A large part of the work medical providers do in the hospital is not just figuring out what a patient needs. It's also figuring out where and how those needs can be met.
Here is an example of a patient I might evaluate in my work as a high-risk pregnancy doctor: My patient had been breathing OK after the cesarean delivery, but now she's not. She's sitting up in bed, pale, and breathing quickly-25 times per minute, much too fast. We are all gathered around her bedside, obstetrics attendings and residents, nurses, anesthesia attendings and residents. We listen to her lungs; we check her belly; we assess her bleeding. We give her an oxygen nasal cannula, then see that that's not enough and replace it with a mask. Someone draws labs; another doctor is ordering a chest X-ray at the computer while we discuss whether we should really just move toward an urgent CT scan. And in the midst of this, we call the intensive care unit to come see her: "This is my patient. This is her story. Her breathing is not improving. She may need more respiratory support, and we may need an ICU bed. Can you help?"
This scenario doesn't happen every day on labor and delivery, but it does happen every day, somewhere in the hospital. We all work to figure out: What care should she be getting? Where in this hospital can that care be met? If a patient just had a baby, then she should probably be on a postpartum floor-so far, so simple. But what if her blood pressure is very high, and she needs to have vital signs checked every hour? Many units are not set up for that-the nursing staffing is not sufficient for that level of care. In that scenario, that patient may need to be moved.
It goes both ways, too. Yesterday, the 65-year-old man with chest pain needed to have 'round-the-clock monitoring of his heart rhythm and needed to be on a special cardiac monitoring floor. Today, his tests look negative for a heart attack, and he can go to a regular medical/surgical floor. That precious telemetry bed can be made available for someone else. And tomorrow, hopefully, if he looks even better, he can go home.
Even if the actual bed is empty, there is often not enough staff-usually nursing-to provide care, and so that bed cannot really beused.
Most doctors you know who work in a hospital spend enormous amounts of time on this type of question. Can this patient be managed here? If the answer is "no," perhaps we can manage them here, just with tweaks. Or do we need to escalate the level of care? It's a complex decision, and one that changes for every patient, based on needs, and presumed course: Someone who is short of breath, but just needs a bit of fluid to come off and then will be breathing well, might be managed in place. Her counterpart who has a pneumonia and might need days or weeks to start breathing better is a different story. And it changes for each hospital: For example, a large academic hospital might be able to manage dialysis on a regular medical floor, but in a small rural hospital, that might be something that needs to happen in an ICU (or vice versa). System issues are like that in medicine-they end up being a tremendous amount of the work that we do and the care that you receive, something I spent a lot of time exploring in my book on high-risk pregnancy. How the care is delivered is often more important than what type of care was delivered.
Already, before the coronavirus, ICU beds were our most resource-intensive place to provide care. I mean, that's right in the name. The use of them is husbanded very, very carefully-most intensivists spend a lot of their day figuring out who needs one the most, when they can get it, and when they can get someone else out to a regular floor.
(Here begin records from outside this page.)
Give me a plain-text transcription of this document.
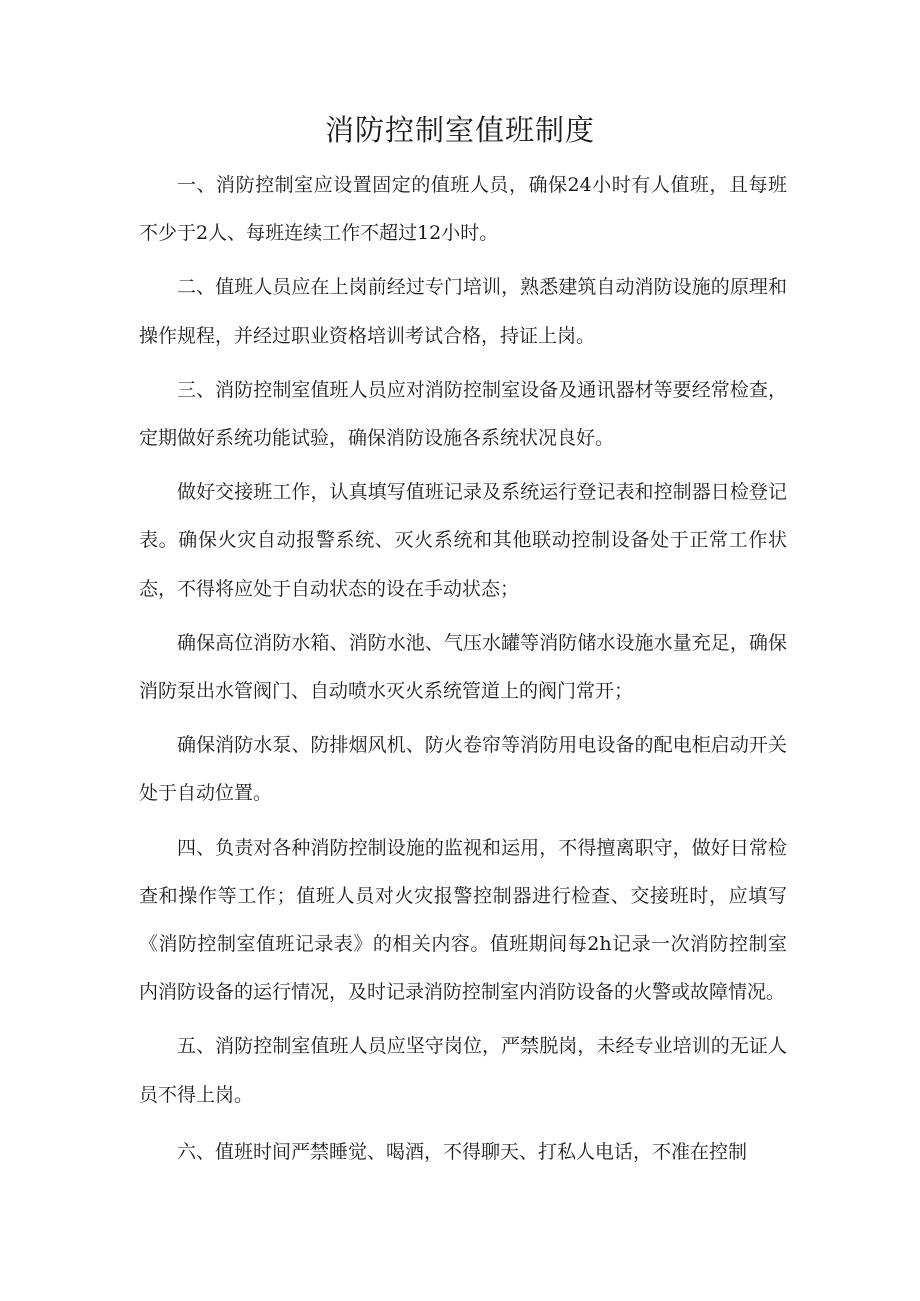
消防控制室值班制度

一、消防控制室应设置固定的值班人员，确保24小时有人值班，且每班不少于2人、每班连续工作不超过12小时。

二、值班人员应在上岗前经过专门培训，熟悉建筑自动消防设施的原理和操作规程，并经过职业资格培训考试合格，持证上岗。

三、消防控制室值班人员应对消防控制室设备及通讯器材等要经常检查，定期做好系统功能试验，确保消防设施各系统状况良好。

做好交接班工作，认真填写值班记录及系统运行登记表和控制器日检登记表。确保火灾自动报警系统、灭火系统和其他联动控制设备处于正常工作状态，不得将应处于自动状态的设在手动状态；

确保高位消防水箱、消防水池、气压水罐等消防储水设施水量充足，确保消防泵出水管阀门、自动喷水灭火系统管道上的阀门常开；

确保消防水泵、防排烟风机、防火卷帘等消防用电设备的配电柜启动开关处于自动位置。

四、负责对各种消防控制设施的监视和运用，不得擅离职守，做好日常检查和操作等工作；值班人员对火灾报警控制器进行检查、交接班时，应填写《消防控制室值班记录表》的相关内容。值班期间每2h记录一次消防控制室内消防设备的运行情况，及时记录消防控制室内消防设备的火警或故障情况。

五、消防控制室值班人员应坚守岗位，严禁脱岗，未经专业培训的无证人员不得上岗。

六、值班时间严禁睡觉、喝酒，不得聊天、打私人电话，不准在控制
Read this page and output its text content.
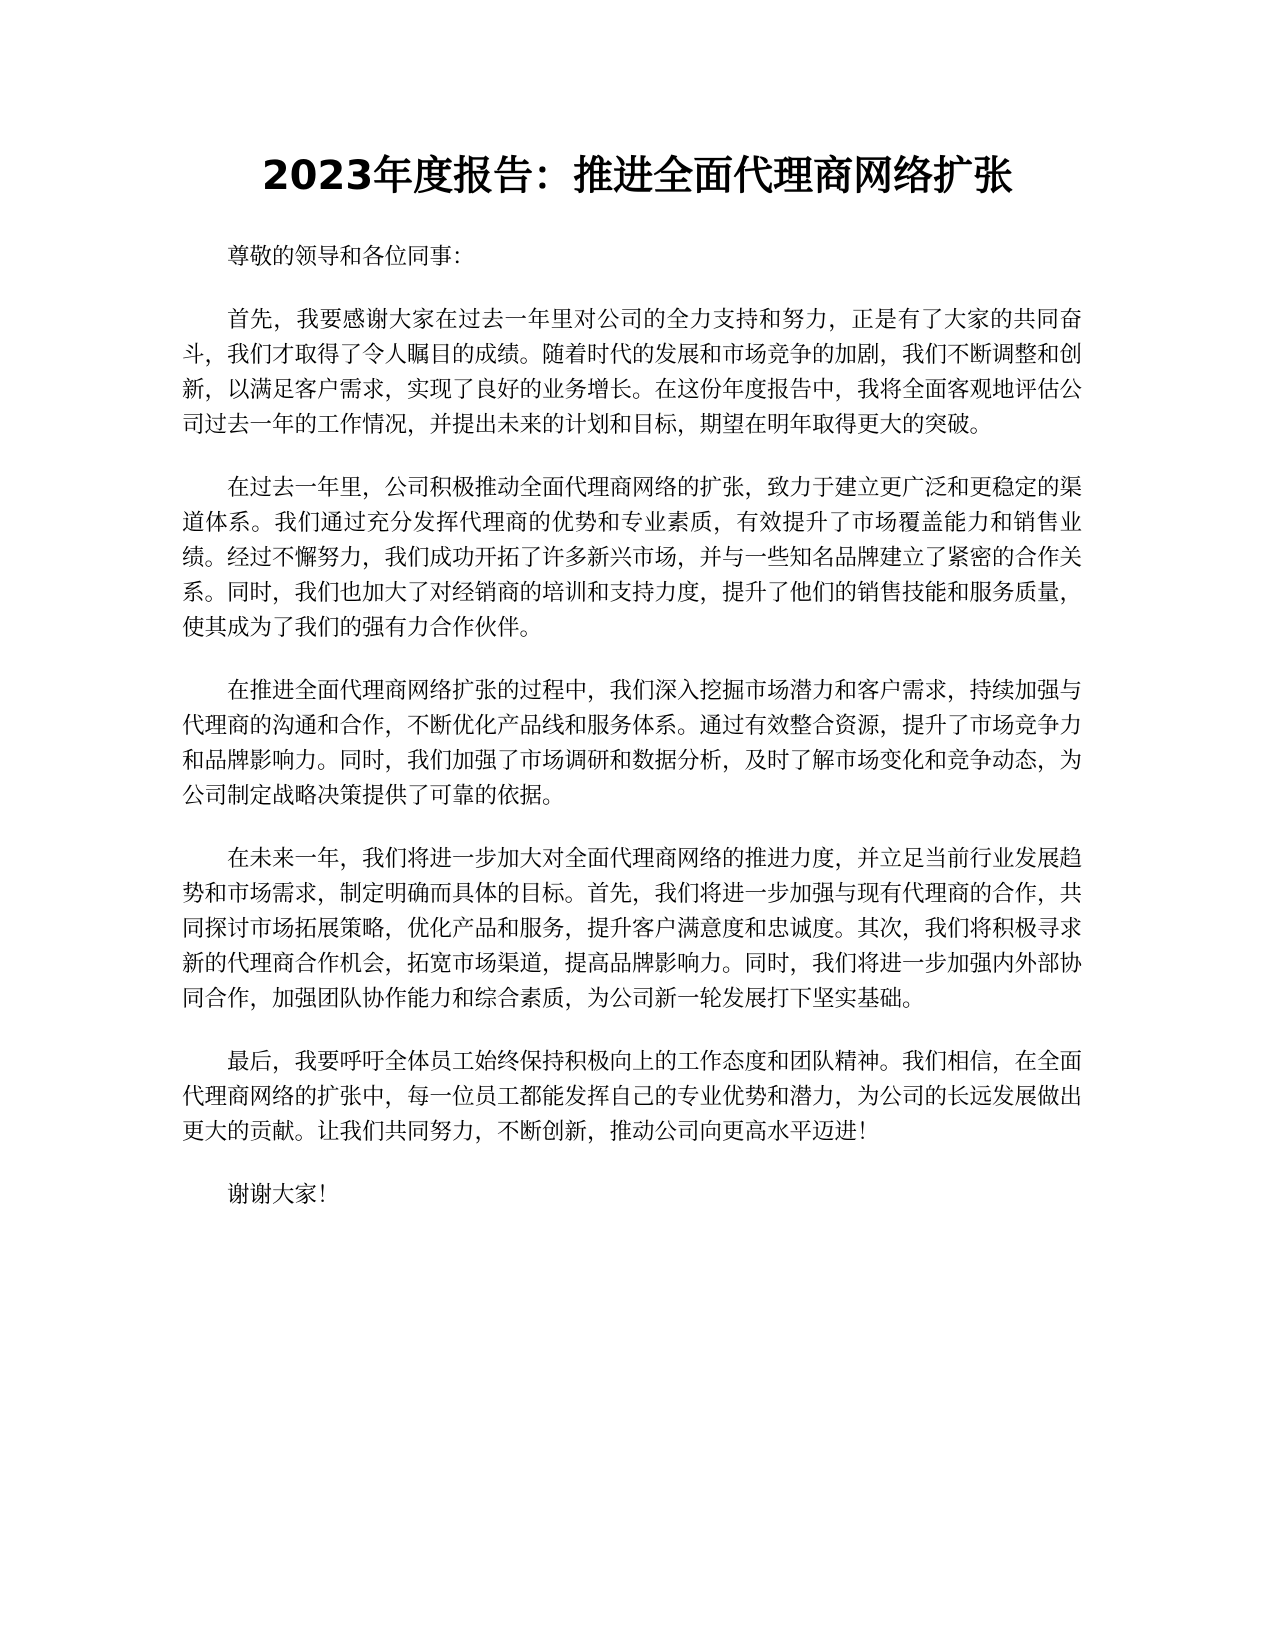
2023年度报告：推进全面代理商网络扩张

尊敬的领导和各位同事：

首先，我要感谢大家在过去一年里对公司的全力支持和努力，正是有了大家的共同奋斗，我们才取得了令人瞩目的成绩。随着时代的发展和市场竞争的加剧，我们不断调整和创新，以满足客户需求，实现了良好的业务增长。在这份年度报告中，我将全面客观地评估公司过去一年的工作情况，并提出未来的计划和目标，期望在明年取得更大的突破。

在过去一年里，公司积极推动全面代理商网络的扩张，致力于建立更广泛和更稳定的渠道体系。我们通过充分发挥代理商的优势和专业素质，有效提升了市场覆盖能力和销售业绩。经过不懈努力，我们成功开拓了许多新兴市场，并与一些知名品牌建立了紧密的合作关系。同时，我们也加大了对经销商的培训和支持力度，提升了他们的销售技能和服务质量，使其成为了我们的强有力合作伙伴。

在推进全面代理商网络扩张的过程中，我们深入挖掘市场潜力和客户需求，持续加强与代理商的沟通和合作，不断优化产品线和服务体系。通过有效整合资源，提升了市场竞争力和品牌影响力。同时，我们加强了市场调研和数据分析，及时了解市场变化和竞争动态，为公司制定战略决策提供了可靠的依据。

在未来一年，我们将进一步加大对全面代理商网络的推进力度，并立足当前行业发展趋势和市场需求，制定明确而具体的目标。首先，我们将进一步加强与现有代理商的合作，共同探讨市场拓展策略，优化产品和服务，提升客户满意度和忠诚度。其次，我们将积极寻求新的代理商合作机会，拓宽市场渠道，提高品牌影响力。同时，我们将进一步加强内外部协同合作，加强团队协作能力和综合素质，为公司新一轮发展打下坚实基础。

最后，我要呼吁全体员工始终保持积极向上的工作态度和团队精神。我们相信，在全面代理商网络的扩张中，每一位员工都能发挥自己的专业优势和潜力，为公司的长远发展做出更大的贡献。让我们共同努力，不断创新，推动公司向更高水平迈进！

谢谢大家！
And still, ICU beds are often full. Even though data that I found of ICU capacity generally report only about 60 percent, I've rarely known an ICU to have beds freely available. Even if the actual bed is empty, there is often not enough staff-usually nursing-to provide care, and so that bed cannot really be used. Recently, I spoke to several intensivist doctors-adult ICU, pediatric ICU, and others-and all said the same thing, regardless of region: We are almost always at capacity; people are always waiting for beds; we manage, but it's almost always pretty tight.
To some extent, patients who need ICU resources can be managed outside of the ICU. The emergency department, for example, frequently "boards" ICU patients, managing them in the emergency room until an ICU bed can be found. Those nurses and doctors there have to do this frequently and have the training to do so safely. But even though it's safe, it's clearly not ideal-studies have shown that outcomes, including mortality, can be worse for those patients, especially if they spend longer and longer waiting for their destination.
This is the state of affairs in most hospitals that I've worked in, and in the hospitals where I asked friends and colleagues about, largely in urban areas serving low-income populations, but also in different regions, with different populations, throughout the country. And now, all those hospitals are making plans: What if many more people need the respiratory support that, in general, is reserved for ICUs? How will we do that?
I don't know the answer yet. I do know, though, that so much of the excellent care my sickest patients receive doesn't just happen. It happens because I call and say "Can you help?," and because the answer so far has always been "Yes."